Pop culture obsessives writing for the pop culture obsessed.
Pop culture obsessives writing for the pop culture obsessed.

Earl Sweatshirt does more with less on I Don’t Like Shit, I Don’t Go Outside

Illustration for article titled Earl Sweatshirt does more with less on I Don’t Like Shit, I Don’t Go Outside

In 2013 it seemed as if just about the only person not buying into the Earl Sweatshirt myth was Earl himself. The prodigal young rapper had just reemerged from his mysterious disappearance—turns out he’d been sent to a school for at-risk boys in Samoa—and the music press was eagerly scouring his every verse, appearance, and casual comment for clues into what shape his first official album might take. They anticipated nothing short of a masterpiece, and Earl responded with, well, something less than one. Closed off and uneager to impress, his commercial debut Doris refused listeners not only the cheap thrills of his breakthrough mixtape Earl, but also such basic trappings as hooks and choruses. Though Earl penned some typically sharp verses, his somnambulistic flow made no effort to sell them.

Doris made it clear that Earl’s not the kind of artist who’s going to outdo himself with a Paul McCartney and Rihanna feature, and his follow-up I Don’t Like Shit, I Don’t Go Outside only pushes that album’s muted, beats-and-rhymes aesthetic to even further insular extremes. At just under a half hour, it’s even more understated than its predecessor, with fewer guests, almost no outside producers, less variety—less everything, really. That may sound like a downgrade, but it’s not, since here the anti-spectacle becomes a kind of spectacle of its own, as Earl tests how far his music can retreat into itself. The lonely chords and curt drums of “Mantra” echo as if recorded in an abandoned warehouse. “Grief” is all broken tones, shrill and mistreated, a disquieting backdrop for Earl’s depressive accounts of loss and retreat. It’s gloomy stuff, yet there’s a mischievous wit underneath it all, a different manifestation of the same audacity that bore Earl’s rebellious early raps.

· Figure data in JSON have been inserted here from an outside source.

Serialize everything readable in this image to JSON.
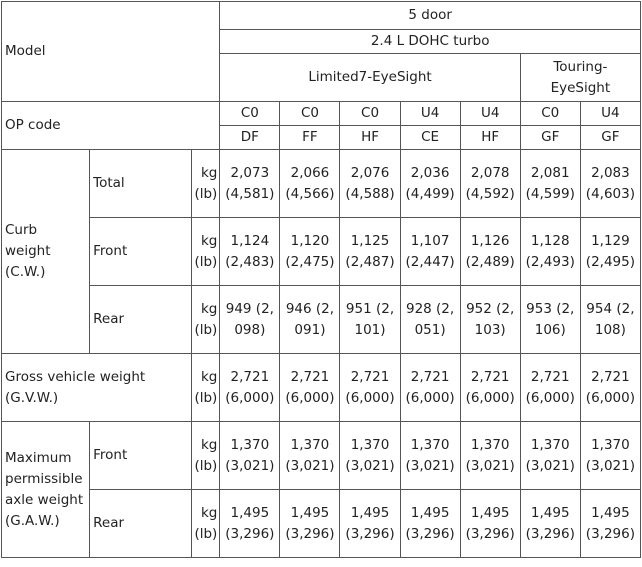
{
  "table": {
    "header": {
      "model_label": "Model",
      "body": "5 door",
      "engine": "2.4 L DOHC turbo",
      "grades": [
        {
          "label": "Limited7-EyeSight",
          "codes": [
            [
              "C0",
              "DF"
            ],
            [
              "C0",
              "FF"
            ],
            [
              "C0",
              "HF"
            ],
            [
              "U4",
              "CE"
            ],
            [
              "U4",
              "HF"
            ]
          ]
        },
        {
          "label": "Touring-EyeSight",
          "codes": [
            [
              "C0",
              "GF"
            ],
            [
              "U4",
              "GF"
            ]
          ]
        }
      ],
      "op_code_label": "OP code"
    },
    "sections": [
      {
        "label": "Curb weight (C.W.)",
        "rows": [
          {
            "label": "Total",
            "unit": "kg (lb)",
            "values": [
              "2,073 (4,581)",
              "2,066 (4,566)",
              "2,076 (4,588)",
              "2,036 (4,499)",
              "2,078 (4,592)",
              "2,081 (4,599)",
              "2,083 (4,603)"
            ]
          },
          {
            "label": "Front",
            "unit": "kg (lb)",
            "values": [
              "1,124 (2,483)",
              "1,120 (2,475)",
              "1,125 (2,487)",
              "1,107 (2,447)",
              "1,126 (2,489)",
              "1,128 (2,493)",
              "1,129 (2,495)"
            ]
          },
          {
            "label": "Rear",
            "unit": "kg (lb)",
            "values": [
              "949 (2,098)",
              "946 (2,091)",
              "951 (2,101)",
              "928 (2,051)",
              "952 (2,103)",
              "953 (2,106)",
              "954 (2,108)"
            ]
          }
        ]
      },
      {
        "label": "Gross vehicle weight (G.V.W.)",
        "rows": [
          {
            "unit": "kg (lb)",
            "values": [
              "2,721 (6,000)",
              "2,721 (6,000)",
              "2,721 (6,000)",
              "2,721 (6,000)",
              "2,721 (6,000)",
              "2,721 (6,000)",
              "2,721 (6,000)"
            ]
          }
        ]
      },
      {
        "label": "Maximum permissible axle weight (G.A.W.)",
        "rows": [
          {
            "label": "Front",
            "unit": "kg (lb)",
            "values": [
              "1,370 (3,021)",
              "1,370 (3,021)",
              "1,370 (3,021)",
              "1,370 (3,021)",
              "1,370 (3,021)",
              "1,370 (3,021)",
              "1,370 (3,021)"
            ]
          },
          {
            "label": "Rear",
            "unit": "kg (lb)",
            "values": [
              "1,495 (3,296)",
              "1,495 (3,296)",
              "1,495 (3,296)",
              "1,495 (3,296)",
              "1,495 (3,296)",
              "1,495 (3,296)",
              "1,495 (3,296)"
            ]
          }
        ]
      }
    ]
  }
}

As on Doris, one of the strongest verses belongs not to Earl but rather to his longtime collaborator Vince Staples, who dazzles in the leadoff spot on closer “Wool.” It’s easy to see why the two record together so often. They’re complimentary opposites, with Staples’ alert charisma cutting sharply against Earl’s muttered prose. Last year, after years of playing second fiddle to Earl and his Odd Future cohorts, Staples rose to critical prominence with a pair of excellent releases, the Shyne Coldchain Vol. 2 mixtape and the Hell Can Wait EP. He’s beginning to feel like the star that Earl was supposed to be, and to hear the two play off each other on “Wool,” they’re both fine with that new arrangement. Staples is claiming the spotlight Earl never wanted, while Earl sounds more comfortable than ever in the shadows.